These disorders reveal two major functions essential for mountain sunglasses: stopping UVB rays and wrapping around the face.
The importance of your choice of frame
In addition to protecting your eyes against harmful sunlight, you also need to protect them against wind, cold and anything that could obstruct your vision such as snow. We strongly recommend you choose a curved frame that wraps nicely around with side shields to provide full protection. Adjustable temples are a good option to be sure that they hold well or opt for slim temples that slip very easily under a cap or hat. A strap can be a good accessory to reduce the chances of losing your glasses and give you maximum hold.
Lenses: category 4 is the logical choice
Without hesitation, for high mountains, we recommend the maximum filter category that lets through only 3 to 8% of visible light. At Julbo, we have category 4 lenses made from different materials; it's up to you to choose based on their technical characteristics and your budget. Presentation.

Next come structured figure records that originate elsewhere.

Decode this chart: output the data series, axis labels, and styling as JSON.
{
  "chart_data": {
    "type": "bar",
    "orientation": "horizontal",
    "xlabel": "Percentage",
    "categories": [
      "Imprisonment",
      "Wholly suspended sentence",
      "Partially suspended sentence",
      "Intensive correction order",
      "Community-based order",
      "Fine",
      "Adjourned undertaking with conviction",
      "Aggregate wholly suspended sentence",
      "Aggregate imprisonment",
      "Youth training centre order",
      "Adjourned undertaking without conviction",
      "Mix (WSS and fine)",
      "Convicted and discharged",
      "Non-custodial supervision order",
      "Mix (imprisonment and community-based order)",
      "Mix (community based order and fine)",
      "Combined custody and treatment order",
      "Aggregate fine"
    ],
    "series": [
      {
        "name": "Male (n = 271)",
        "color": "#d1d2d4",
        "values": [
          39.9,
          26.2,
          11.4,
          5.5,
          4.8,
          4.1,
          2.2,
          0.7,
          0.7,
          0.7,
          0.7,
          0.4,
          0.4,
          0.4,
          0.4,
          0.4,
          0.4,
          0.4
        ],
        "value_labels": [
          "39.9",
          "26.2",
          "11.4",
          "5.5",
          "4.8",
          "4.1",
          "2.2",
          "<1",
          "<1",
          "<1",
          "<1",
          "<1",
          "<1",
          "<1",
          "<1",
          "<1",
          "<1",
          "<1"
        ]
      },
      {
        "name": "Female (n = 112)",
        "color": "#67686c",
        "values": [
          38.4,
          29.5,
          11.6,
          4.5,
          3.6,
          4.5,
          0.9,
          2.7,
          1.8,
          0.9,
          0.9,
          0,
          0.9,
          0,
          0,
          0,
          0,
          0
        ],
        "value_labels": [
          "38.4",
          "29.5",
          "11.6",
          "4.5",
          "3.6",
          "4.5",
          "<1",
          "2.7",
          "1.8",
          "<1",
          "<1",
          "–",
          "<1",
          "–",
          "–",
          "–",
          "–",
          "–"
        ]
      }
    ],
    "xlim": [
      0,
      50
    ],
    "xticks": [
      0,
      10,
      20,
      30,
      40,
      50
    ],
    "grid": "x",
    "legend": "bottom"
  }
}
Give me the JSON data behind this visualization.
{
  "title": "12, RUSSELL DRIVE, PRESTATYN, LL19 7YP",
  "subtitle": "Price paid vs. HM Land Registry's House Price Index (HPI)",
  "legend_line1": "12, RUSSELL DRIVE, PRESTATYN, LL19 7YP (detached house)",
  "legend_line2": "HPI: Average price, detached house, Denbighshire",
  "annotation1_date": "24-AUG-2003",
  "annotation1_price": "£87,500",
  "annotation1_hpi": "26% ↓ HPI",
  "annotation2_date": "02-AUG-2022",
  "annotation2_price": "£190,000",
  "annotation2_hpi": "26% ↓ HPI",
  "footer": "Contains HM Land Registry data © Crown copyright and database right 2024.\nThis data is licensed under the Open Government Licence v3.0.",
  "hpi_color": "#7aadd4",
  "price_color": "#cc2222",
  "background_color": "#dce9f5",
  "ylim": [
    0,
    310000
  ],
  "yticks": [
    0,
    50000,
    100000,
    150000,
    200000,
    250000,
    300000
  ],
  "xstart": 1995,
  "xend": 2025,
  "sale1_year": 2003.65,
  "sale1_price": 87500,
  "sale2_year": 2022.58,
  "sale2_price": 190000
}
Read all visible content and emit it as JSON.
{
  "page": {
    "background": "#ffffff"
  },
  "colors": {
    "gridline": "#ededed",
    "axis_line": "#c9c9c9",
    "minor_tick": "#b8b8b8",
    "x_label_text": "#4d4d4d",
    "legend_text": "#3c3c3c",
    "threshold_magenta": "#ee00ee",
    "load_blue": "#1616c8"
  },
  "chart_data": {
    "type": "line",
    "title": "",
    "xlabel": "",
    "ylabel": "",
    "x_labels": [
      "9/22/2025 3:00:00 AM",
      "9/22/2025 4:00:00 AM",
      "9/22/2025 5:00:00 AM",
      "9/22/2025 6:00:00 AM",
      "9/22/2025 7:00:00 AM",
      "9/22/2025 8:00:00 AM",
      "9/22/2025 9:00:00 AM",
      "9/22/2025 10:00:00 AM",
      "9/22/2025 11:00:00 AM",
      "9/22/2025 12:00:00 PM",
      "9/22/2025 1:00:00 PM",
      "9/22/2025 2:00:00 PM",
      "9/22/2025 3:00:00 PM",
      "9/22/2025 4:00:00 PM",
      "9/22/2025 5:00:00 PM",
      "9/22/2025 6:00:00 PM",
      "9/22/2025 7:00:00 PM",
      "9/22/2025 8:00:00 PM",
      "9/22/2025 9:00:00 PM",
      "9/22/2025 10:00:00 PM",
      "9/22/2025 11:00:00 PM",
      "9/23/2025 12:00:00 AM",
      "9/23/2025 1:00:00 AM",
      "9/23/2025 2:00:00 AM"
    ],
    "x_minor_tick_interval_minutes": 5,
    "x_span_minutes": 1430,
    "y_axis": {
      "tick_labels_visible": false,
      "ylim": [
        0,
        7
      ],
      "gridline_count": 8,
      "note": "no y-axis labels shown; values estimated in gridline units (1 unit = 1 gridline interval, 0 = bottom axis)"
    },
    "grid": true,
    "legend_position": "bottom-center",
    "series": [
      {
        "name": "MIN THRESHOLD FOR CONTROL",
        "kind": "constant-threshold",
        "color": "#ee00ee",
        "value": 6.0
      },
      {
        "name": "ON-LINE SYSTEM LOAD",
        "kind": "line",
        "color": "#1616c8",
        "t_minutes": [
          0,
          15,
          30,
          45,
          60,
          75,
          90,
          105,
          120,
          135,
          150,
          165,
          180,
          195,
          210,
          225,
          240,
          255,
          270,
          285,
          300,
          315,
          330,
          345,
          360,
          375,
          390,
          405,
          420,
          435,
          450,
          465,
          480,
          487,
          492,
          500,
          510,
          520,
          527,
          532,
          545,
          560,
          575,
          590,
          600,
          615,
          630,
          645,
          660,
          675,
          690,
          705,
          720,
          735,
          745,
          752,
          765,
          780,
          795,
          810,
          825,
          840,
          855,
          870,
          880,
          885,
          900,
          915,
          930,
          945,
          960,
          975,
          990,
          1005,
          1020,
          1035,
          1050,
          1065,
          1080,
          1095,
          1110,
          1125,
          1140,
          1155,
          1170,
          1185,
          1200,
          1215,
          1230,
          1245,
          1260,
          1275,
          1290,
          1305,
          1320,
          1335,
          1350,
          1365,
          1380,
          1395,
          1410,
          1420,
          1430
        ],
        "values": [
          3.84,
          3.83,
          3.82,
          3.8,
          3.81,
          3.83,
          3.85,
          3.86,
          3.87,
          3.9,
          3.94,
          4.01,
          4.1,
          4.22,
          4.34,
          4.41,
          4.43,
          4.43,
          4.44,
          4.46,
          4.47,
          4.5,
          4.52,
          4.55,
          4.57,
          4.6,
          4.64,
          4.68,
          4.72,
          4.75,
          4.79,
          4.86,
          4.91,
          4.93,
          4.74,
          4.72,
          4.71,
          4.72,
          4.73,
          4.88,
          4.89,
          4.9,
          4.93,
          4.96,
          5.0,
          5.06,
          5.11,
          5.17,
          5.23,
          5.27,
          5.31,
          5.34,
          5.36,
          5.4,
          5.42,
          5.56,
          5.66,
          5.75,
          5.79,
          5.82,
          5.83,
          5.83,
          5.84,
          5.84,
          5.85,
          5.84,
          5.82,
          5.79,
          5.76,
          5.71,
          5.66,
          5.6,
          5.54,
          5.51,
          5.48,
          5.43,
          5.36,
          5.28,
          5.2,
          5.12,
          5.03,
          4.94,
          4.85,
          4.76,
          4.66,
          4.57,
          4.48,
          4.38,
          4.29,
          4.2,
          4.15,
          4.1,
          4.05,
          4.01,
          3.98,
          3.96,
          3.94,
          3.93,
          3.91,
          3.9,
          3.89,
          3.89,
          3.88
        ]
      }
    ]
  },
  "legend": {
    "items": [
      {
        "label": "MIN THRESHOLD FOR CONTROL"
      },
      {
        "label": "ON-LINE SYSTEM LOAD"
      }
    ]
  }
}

- Alti Arc: cat. 4 - visible light transmission: 7%. The only mineral lens in our range and in terms of optical quality, there's nothing better! Highly scratch-resistant, its only weak points are its weight and its fragility in case of impact (risk of breakage).
- Spectron 4 is a cat. 4 polycarbonate lens (5%). Light, resistant and unbreakable, it has been designed to offer powerful protection for mountain trekking and mountaineering. It is however less scratch-resistant than a mineral lens.
- NXT© photochromic REACTIV lenses: they adapt to changes in light levels, which is ideal when switching from sunny to shady zones. It's also the perfect combination of the advantages of mineral and polycarbonate lenses: optical quality, scratch-resistance, strength and lightness. Their NTS (Non Temperature Sensitive) technology guarantees a constant photochromic range, whatever the outside temperature
- Cameleon: cat. 2 to 4 photochromic and polarized lens (5-20%). In addition to growing darker and lighter depending on ambient light levels, it eliminates glare from reflective surfaces. Its brown colour offers excellent perception of the surface of the snow and improves contrast.
- Zebra: cat. 2 to 4 photochromic lens (7-35%). This yellow lens increases light levels and offers excellent depth perception. It is lighter-coloured with a wider photochromic lens than the Cameleon.